Better Than Ezra’s Kevin Griffin Thinks Your Uncle Ezra Ray Disses Are Funny

08.05.15 4 years ago 8 Comments

Better Than Ezra has been making its way across the U.S. as part of the Under the Sun tour, a traveling bill of some of ‘90s’ biggest names, including Sugar Ray, Uncle Kracker, and Eve 6. When I speak to frontman Kevin Griffin, he’s in Seattle between dates and has just enjoyed a nice, albeit stereotypically rainy, day off attending the city’s own Capitol Hill Block Party and seeing Father John Misty, a musician he adores. Next stop is Salt Lake City, where he’ll be flying to later that day, and he sounds excited to settle in back with his Better Than Ezra crew and the rest of the acts.

“Tour’s going really well,” he tells me. “Great turnouts, all the bands get along. There’s BBQs backstage and everything.” I mention that it sounds like an all-summer shindig, made even better by the solid company, and he seems to agree.

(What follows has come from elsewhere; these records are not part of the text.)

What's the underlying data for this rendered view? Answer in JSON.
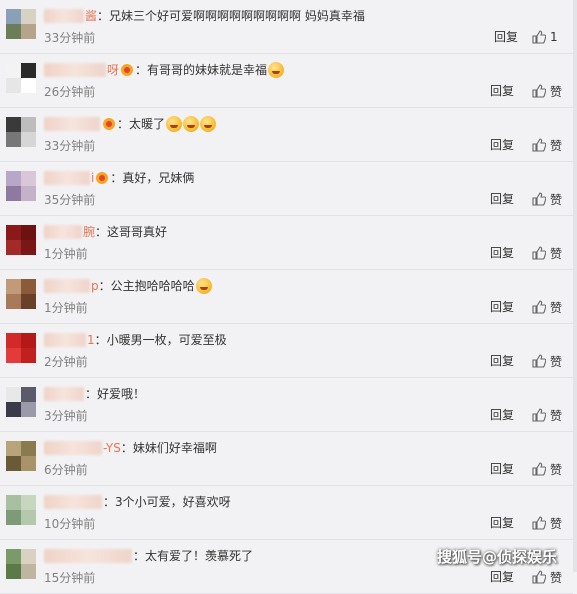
{
  "colors": {
    "username": "#eb7350",
    "text": "#333333",
    "time": "#808080",
    "background": "#f2f2f5"
  },
  "comments": [
    {
      "user_suffix": "酱",
      "text": "兄妹三个好可爱啊啊啊啊啊啊啊啊啊 妈妈真幸福",
      "time": "33分钟前",
      "reply": "回复",
      "like": "1",
      "vip": false,
      "emojis": 0
    },
    {
      "user_suffix": "呀",
      "text": "有哥哥的妹妹就是幸福",
      "time": "26分钟前",
      "reply": "回复",
      "like": "赞",
      "vip": true,
      "emojis": 1
    },
    {
      "user_suffix": "",
      "text": "太暖了",
      "time": "33分钟前",
      "reply": "回复",
      "like": "赞",
      "vip": true,
      "emojis": 3
    },
    {
      "user_suffix": "i",
      "text": "真好，兄妹俩",
      "time": "35分钟前",
      "reply": "回复",
      "like": "赞",
      "vip": true,
      "emojis": 0
    },
    {
      "user_suffix": "腕",
      "text": "这哥哥真好",
      "time": "1分钟前",
      "reply": "回复",
      "like": "赞",
      "vip": false,
      "emojis": 0
    },
    {
      "user_suffix": "p",
      "text": "公主抱哈哈哈哈",
      "time": "1分钟前",
      "reply": "回复",
      "like": "赞",
      "vip": false,
      "emojis": 1
    },
    {
      "user_suffix": "1",
      "text": "小暖男一枚，可爱至极",
      "time": "2分钟前",
      "reply": "回复",
      "like": "赞",
      "vip": false,
      "emojis": 0
    },
    {
      "user_suffix": "",
      "text": "好爱哦！",
      "time": "3分钟前",
      "reply": "回复",
      "like": "赞",
      "vip": false,
      "emojis": 0
    },
    {
      "user_suffix": "-YS",
      "text": "妹妹们好幸福啊",
      "time": "6分钟前",
      "reply": "回复",
      "like": "赞",
      "vip": false,
      "emojis": 0
    },
    {
      "user_suffix": "",
      "text": "3个小可爱，好喜欢呀",
      "time": "10分钟前",
      "reply": "回复",
      "like": "赞",
      "vip": false,
      "emojis": 0
    },
    {
      "user_suffix": "",
      "text": "太有爱了！羡慕死了",
      "time": "15分钟前",
      "reply": "回复",
      "like": "赞",
      "vip": false,
      "emojis": 0
    }
  ],
  "watermark": "搜狐号@侦探娱乐"
}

“A party for adults is what it is — no other profession would really allow for it,” Griffin admits with a laugh. A veteran in the business, he knows how to keep himself grounded while on the road for long periods of time, saying that he keeps a collapsible bike handy should an adventurous itch lead him to explore what’s beyond the concert grounds.

As we talk more about his fans and the current tour, our conversation steers toward his latest project, one that’s got a lot of people of talking. In late May, he, along with Sugar Ray’s Mark McGrath and Uncle Kracker, released a song called “B.Y.H.B.” — which stands for, of all things, “Bring Your Hot Body.” The internet had a field day with the wild country-pop number; some praised its feel-good vibes, but plenty others panned it, seemingly because it was too feel-good to be… well, actually any good. Much of the hate, however, stemmed from the fact that the song came from these particular guys, as though Griffin, McGrath, and Uncle Kracker were in on some big ‘90s cash-grab/nostalgia train/#ThrowbackEveryday conspiracy. A number of listeners even knocked their collective band name Uncle Ezra Ray, saying it was too simplistic and lacked any creativity. (To be fair, Uproxx had some fun with the concept, too.)